Di sisi lain, unit pelayanan yang sudah berjalan akan menjadi fokus evaluasi pemerintah. Penilaian tidak hanya dilakukan terhadap aspek teknis distribusi makanan, tetapi juga mencakup kualitas gizi, efektivitas layanan, mekanisme pengawasan, hingga keterlibatan pelaku usaha lokal dalam rantai pasok program.
Pemerintah menilai evaluasi menyeluruh diperlukan karena MBG bukan sekadar program pembagian makanan, melainkan investasi sosial yang berdampak langsung terhadap kualitas generasi mendatang.
Apabila tata kelolanya diperkuat, program ini diharapkan mampu memberikan kontribusi terhadap penurunan angka stunting, peningkatan kesehatan anak, serta mendukung kesiapan generasi muda menghadapi persaingan global.
“Nah yang operasional ini akan dievaluasi. Dievaluasi dari penerimanya, dievaluasi dari kondisi SPPG-nya, dievaluasi dari segi gizinya, dievaluasi dari segi tata kelola bagaimana melibatkan vendor lokal. Itu semua dievaluasi,” jelas Qodari.
Perdebatan mengenai MBG tidak dapat dilepaskan dari besarnya anggaran yang dibutuhkan untuk menjalankan program tersebut.
Sejumlah kalangan menilai pemerintah perlu memastikan penggunaan dana negara dilakukan secara efisien dan transparan. Kritik itu pula yang menjadi salah satu alasan mahasiswa mengangkat isu MBG dalam demonstrasi yang digelar di kawasan Bundaran HI, Jakarta Pusat.
Dalam aksi tersebut, mahasiswa menyampaikan lima tuntutan kepada pemerintah.

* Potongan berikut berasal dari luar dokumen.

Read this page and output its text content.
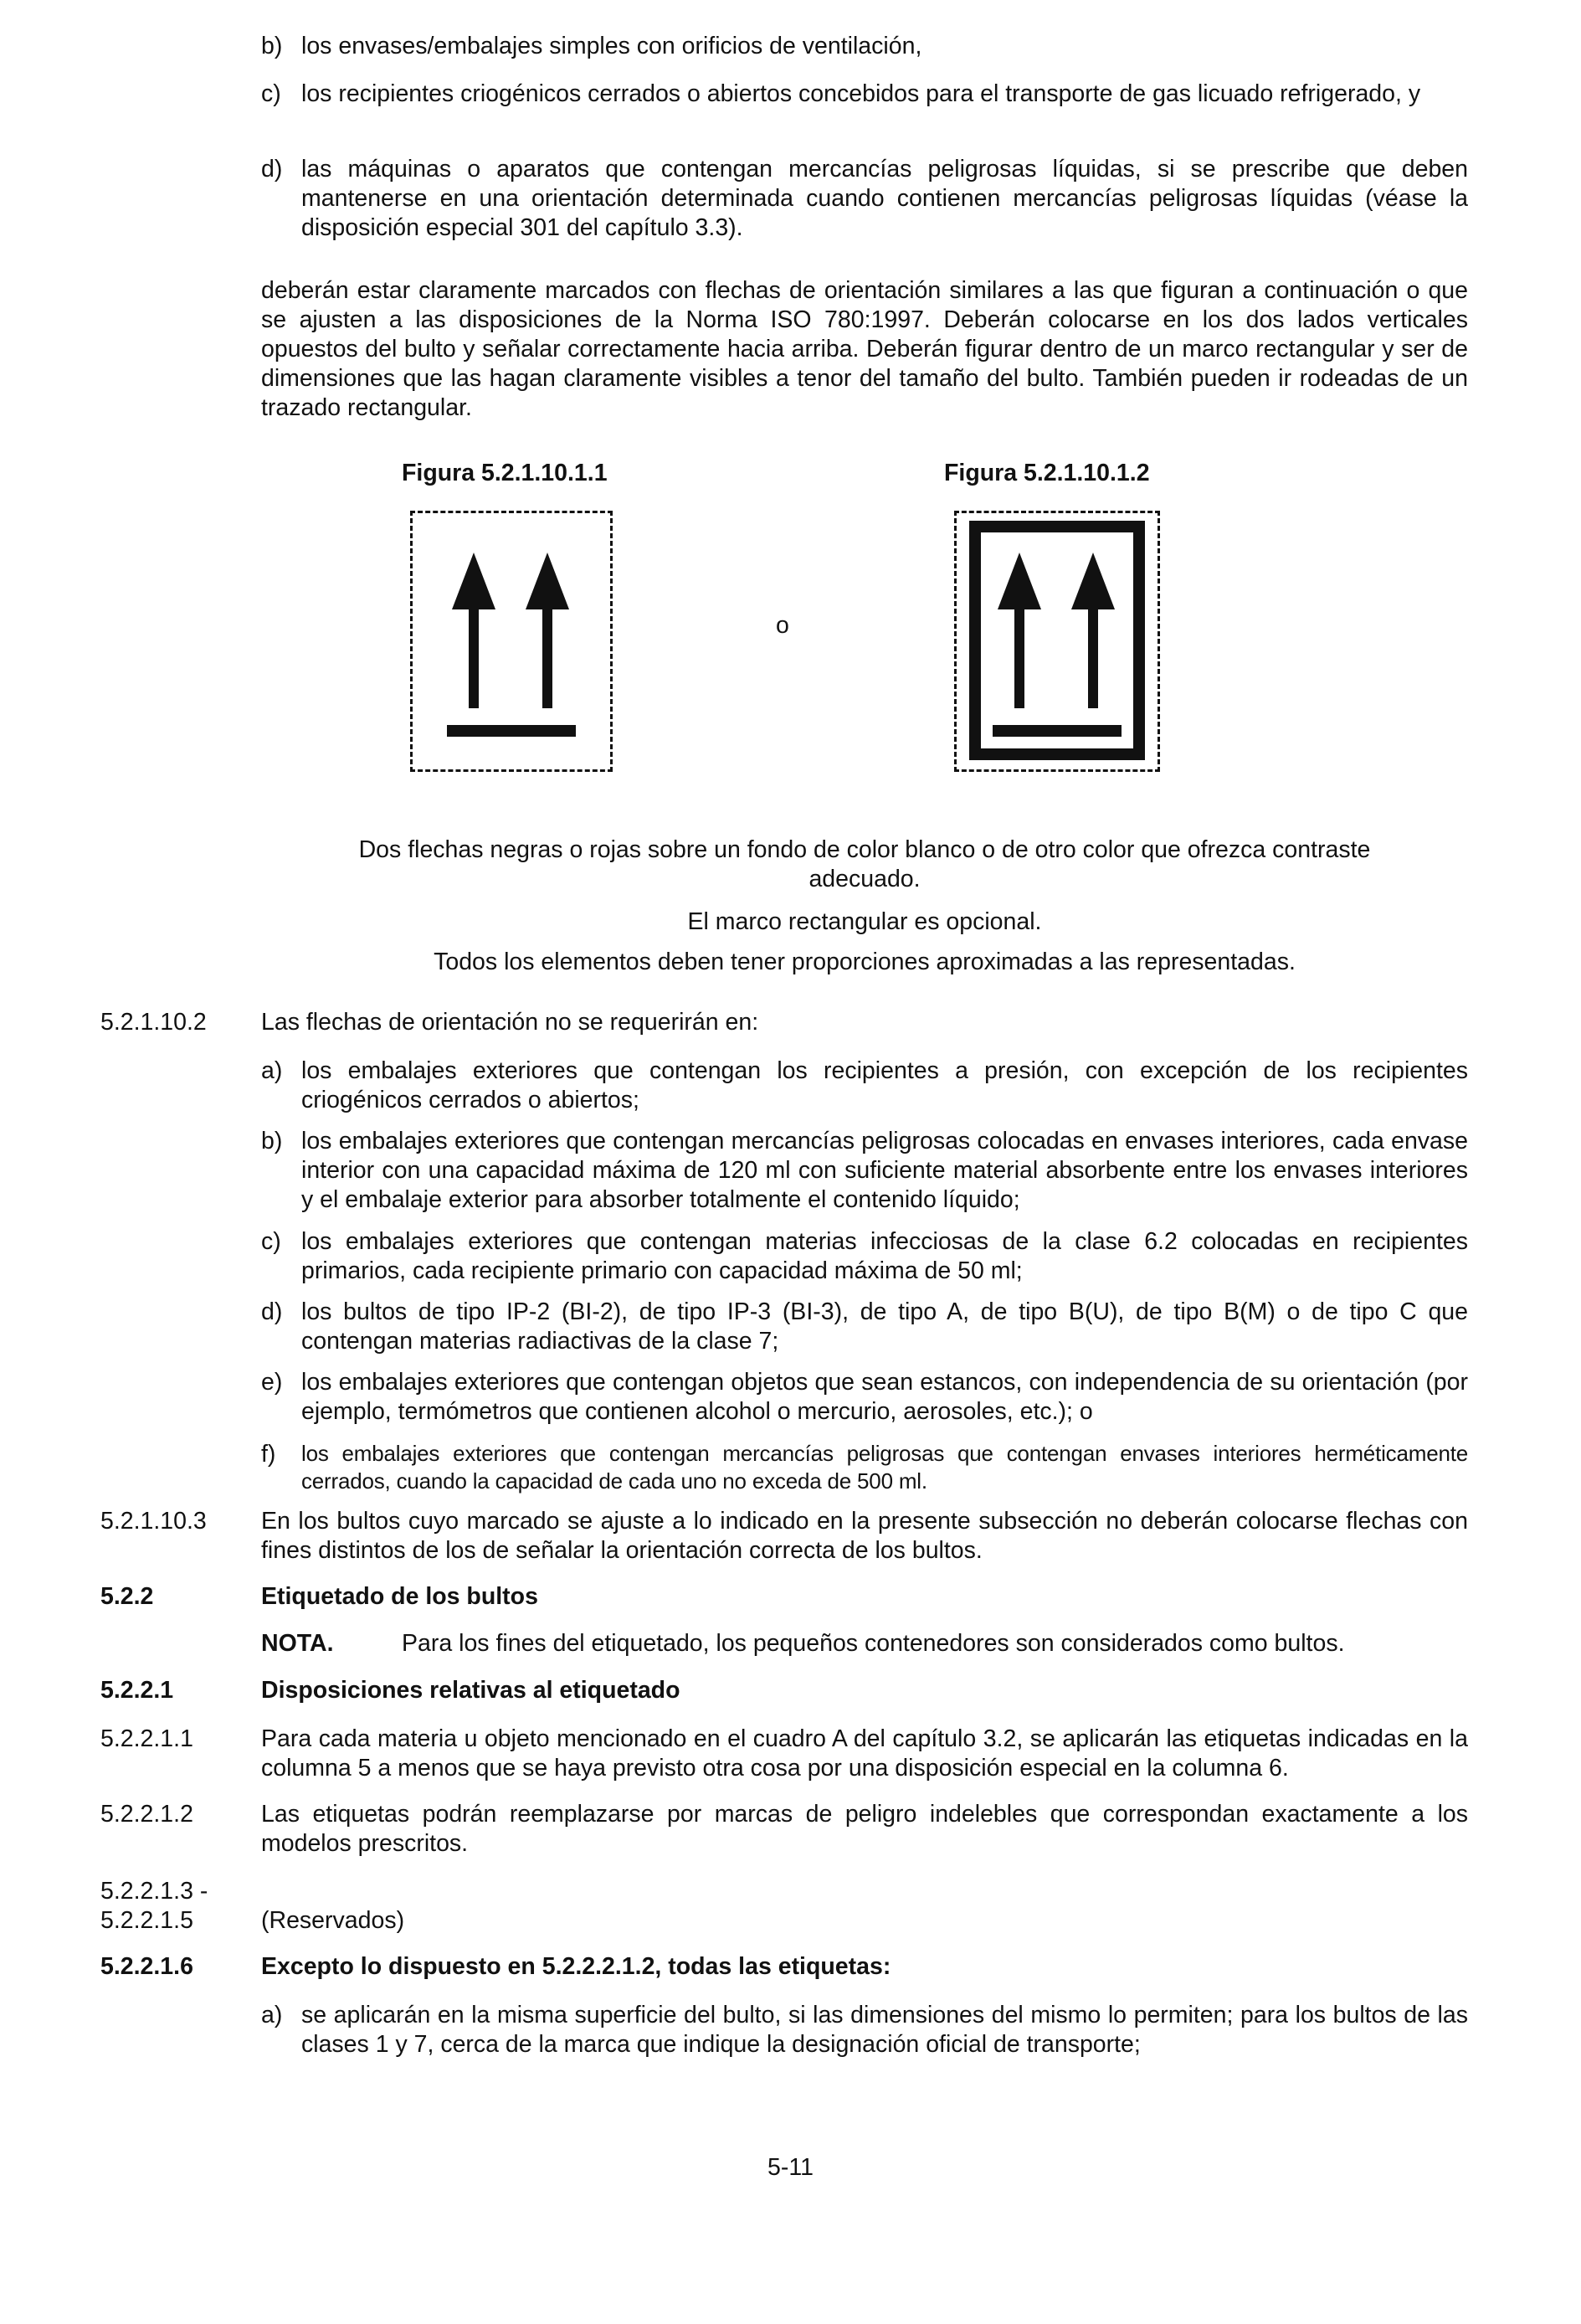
b) los envases/embalajes simples con orificios de ventilación,
c) los recipientes criogénicos cerrados o abiertos concebidos para el transporte de gas licuado refrigerado, y
d) las máquinas o aparatos que contengan mercancías peligrosas líquidas, si se prescribe que deben mantenerse en una orientación determinada cuando contienen mercancías peligrosas líquidas (véase la disposición especial 301 del capítulo 3.3).
deberán estar claramente marcados con flechas de orientación similares a las que figuran a continuación o que se ajusten a las disposiciones de la Norma ISO 780:1997. Deberán colocarse en los dos lados verticales opuestos del bulto y señalar correctamente hacia arriba. Deberán figurar dentro de un marco rectangular y ser de dimensiones que las hagan claramente visibles a tenor del tamaño del bulto. También pueden ir rodeadas de un trazado rectangular.
Figura 5.2.1.10.1.1	Figura 5.2.1.10.1.2
o
Dos flechas negras o rojas sobre un fondo de color blanco o de otro color que ofrezca contraste adecuado.
El marco rectangular es opcional.
Todos los elementos deben tener proporciones aproximadas a las representadas.
5.2.1.10.2	Las flechas de orientación no se requerirán en:
a) los embalajes exteriores que contengan los recipientes a presión, con excepción de los recipientes criogénicos cerrados o abiertos;
b) los embalajes exteriores que contengan mercancías peligrosas colocadas en envases interiores, cada envase interior con una capacidad máxima de 120 ml con suficiente material absorbente entre los envases interiores y el embalaje exterior para absorber totalmente el contenido líquido;
c) los embalajes exteriores que contengan materias infecciosas de la clase 6.2 colocadas en recipientes primarios, cada recipiente primario con capacidad máxima de 50 ml;
d) los bultos de tipo IP-2 (BI-2), de tipo IP-3 (BI-3), de tipo A, de tipo B(U), de tipo B(M) o de tipo C que contengan materias radiactivas de la clase 7;
e) los embalajes exteriores que contengan objetos que sean estancos, con independencia de su orientación (por ejemplo, termómetros que contienen alcohol o mercurio, aerosoles, etc.); o
f) los embalajes exteriores que contengan mercancías peligrosas que contengan envases interiores herméticamente cerrados, cuando la capacidad de cada uno no exceda de 500 ml.
5.2.1.10.3	En los bultos cuyo marcado se ajuste a lo indicado en la presente subsección no deberán colocarse flechas con fines distintos de los de señalar la orientación correcta de los bultos.
5.2.2	Etiquetado de los bultos
NOTA.	Para los fines del etiquetado, los pequeños contenedores son considerados como bultos.
5.2.2.1	Disposiciones relativas al etiquetado
5.2.2.1.1	Para cada materia u objeto mencionado en el cuadro A del capítulo 3.2, se aplicarán las etiquetas indicadas en la columna 5 a menos que se haya previsto otra cosa por una disposición especial en la columna 6.
5.2.2.1.2	Las etiquetas podrán reemplazarse por marcas de peligro indelebles que correspondan exactamente a los modelos prescritos.
5.2.2.1.3 -
5.2.2.1.5	(Reservados)
5.2.2.1.6	Excepto lo dispuesto en 5.2.2.2.1.2, todas las etiquetas:
a) se aplicarán en la misma superficie del bulto, si las dimensiones del mismo lo permiten; para los bultos de las clases 1 y 7, cerca de la marca que indique la designación oficial de transporte;
5-11
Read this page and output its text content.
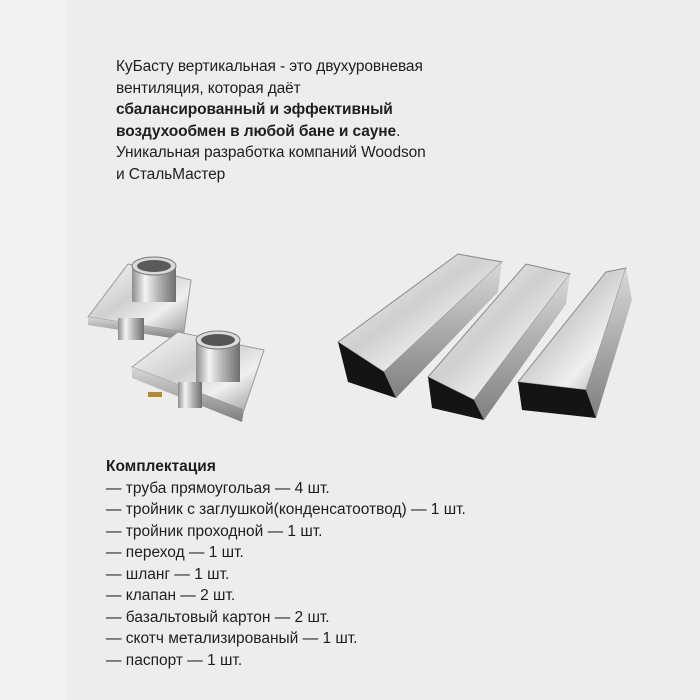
КуБасту вертикальная - это двухуровневая вентиляция, которая даёт сбалансированный и эффективный воздухообмен в любой бане и сауне. Уникальная разработка компаний Woodson и СтальМастер

Комплектация
— труба прямоугольая — 4 шт.
— тройник с заглушкой(конденсатоотвод) — 1 шт.
— тройник проходной — 1 шт.
— переход — 1 шт.
— шланг — 1 шт.
— клапан — 2 шт.
— базальтовый картон — 2 шт.
— скотч метализированый — 1 шт.
— паспорт — 1 шт.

Selain meminta penghentian program MBG dan pembangunan Koperasi Desa Merah Putih, mereka juga menyoroti penggunaan APBN, harga kebutuhan pokok dan bahan bakar minyak, isu militerisme di ranah sipil, serta meminta pemerintah lebih terbuka dalam mengakui kesalahan kebijakan.
Namun pemerintah berpandangan bahwa evaluasi dan perbaikan merupakan solusi yang lebih tepat dibanding penghentian total program.
Terlebih, manfaat MBG dinilai telah dirasakan oleh banyak penerima di berbagai daerah, khususnya anak-anak sekolah yang kini memperoleh akses makanan bergizi secara lebih rutin.
Ke depan, keberhasilan program ini akan sangat bergantung pada kemampuan pemerintah memperkuat pengawasan, meningkatkan transparansi, serta memastikan setiap rupiah anggaran benar-benar menghasilkan dampak nyata bagi masyarakat.
Dengan evaluasi yang sedang berlangsung, pemerintah berharap MBG dapat terus berjalan sambil mengalami penyempurnaan sehingga tujuan besar membangun generasi yang lebih sehat dan berkualitas dapat tercapai.